Utah raised a record $ 13.97 billion in tax revenue in 2021. Here’s why

Utah’s tax revenues are on the rise, despite and in part due to various policies and reactions related to COVID-19. The Utah State Tax Commission annual report released Wednesday showed total revenue of $ 13.97 billion for fiscal 2021, an increase of $ 3.26 billion , or 30.5% compared to 2020 revenues.

John Valentine, chairman of the Utah State Tax Commission, said it was the highest amount the state has collected for taxes in a fiscal year.

This significant increase in tax revenue, he said, could lead to changes in Utah’s next legislative session. Gov. Spencer Cox suggested a food tax credit, and the reduction in income tax rates was suggested by another Utah lawmaker, Valentine said.

One of the main elements of the increase is the extension of the tax deadline until July 2020, which pushed back some income tax revenues to fiscal year 2021; the 2021 extension was shorter and kept taxes within the same fiscal year. However, there were other factors, including the growth of Utah’s population and economy.
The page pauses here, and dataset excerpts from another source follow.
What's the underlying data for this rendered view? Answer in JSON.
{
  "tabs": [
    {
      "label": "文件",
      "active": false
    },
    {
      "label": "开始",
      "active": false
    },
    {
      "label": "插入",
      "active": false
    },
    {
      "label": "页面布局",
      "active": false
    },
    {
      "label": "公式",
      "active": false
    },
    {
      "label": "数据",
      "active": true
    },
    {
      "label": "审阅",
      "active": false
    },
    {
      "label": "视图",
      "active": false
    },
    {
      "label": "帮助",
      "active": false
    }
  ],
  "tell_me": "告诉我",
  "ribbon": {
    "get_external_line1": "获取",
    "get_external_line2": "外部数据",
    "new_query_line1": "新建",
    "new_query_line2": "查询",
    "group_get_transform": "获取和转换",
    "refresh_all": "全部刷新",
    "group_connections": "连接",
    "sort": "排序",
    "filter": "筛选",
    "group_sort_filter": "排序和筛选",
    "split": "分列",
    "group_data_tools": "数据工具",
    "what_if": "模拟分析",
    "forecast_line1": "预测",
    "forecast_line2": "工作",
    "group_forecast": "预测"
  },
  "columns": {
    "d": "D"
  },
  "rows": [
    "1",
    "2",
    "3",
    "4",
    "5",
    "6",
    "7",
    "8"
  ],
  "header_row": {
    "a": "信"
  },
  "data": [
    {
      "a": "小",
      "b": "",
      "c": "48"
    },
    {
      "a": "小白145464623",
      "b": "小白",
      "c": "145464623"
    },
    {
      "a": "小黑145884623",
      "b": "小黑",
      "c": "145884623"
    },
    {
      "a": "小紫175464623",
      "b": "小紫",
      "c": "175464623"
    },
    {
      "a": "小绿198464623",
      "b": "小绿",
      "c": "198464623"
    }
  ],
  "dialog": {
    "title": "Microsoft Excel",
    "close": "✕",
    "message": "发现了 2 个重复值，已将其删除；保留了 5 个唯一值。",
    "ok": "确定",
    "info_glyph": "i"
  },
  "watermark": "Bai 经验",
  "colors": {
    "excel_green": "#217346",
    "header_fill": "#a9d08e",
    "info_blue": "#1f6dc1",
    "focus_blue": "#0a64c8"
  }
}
“We had a very robust increase in 2021 where we rebounded faster than the rest of the national economy. Our income tax rebounded significantly, and frankly our sales tax didn’t really have the big drop that a lot of places have made, “said Valentine. .

He said shortly before the COVID-19 hit, the Utah tax code was changed to include taxes on distance sales, which helped the state not lose tax revenue . Valentine said Utah saw a 300% increase in online sales during the year.

Federal stimulus money allowed people to spend more, which also benefited sales tax revenues. Currently, Valentine said, the state has increased sales tax alone by 8%, which is one of the largest sources of state revenue along with income tax.

Another factor driving the increase in tax revenue was $ 720 million collected in overdue taxes, which Valentine says is above normal. He said the commission found that a large chunk of that amount was in retroceded taxes people were paying to refinance their homes. The stimulus money gave people more money, and interest rates were extremely low, leading more people to refinance their homes in the past fiscal year. When refinancing a home, people are required to release and pay off any tax liens that have been imposed on them in previous years.

The food tax credit suggested by Cox or the reduced tax rates suggested by others are among the income use options that could be considered by the Utah Legislature in its next session, which will start on January 18.

“Policymakers will make choices about how to restructure our tax code and release charges, and then how to spend significant increases in public education, higher education, public safety, health and social services The governor’s recommendations in all of these areas have had significant increases to reflect the fact that we have a change in the economy, ”said Valentine.

Of the revenues for fiscal year 2021, the report indicates that 49.2% were placed in the education fund, 21.2% in the general fund, 10.9% in the transport fund, 16% in trust funds and 2.6% in other funds.

Throughout this fiscal year, there have been a lot of “surprises,” said Valentine, due to changes in federal and state laws, some of which are still being implemented.

One of the challenges of the year for the tax commission has been to tackle the long lines at the Ministry of Motor Vehicles. Currently, the goal is to get people in and out of the DMV in 20 minutes. They developed technology to transfer car titles online, but soon had to develop an auditing system to ensure the correct price of the car was reported.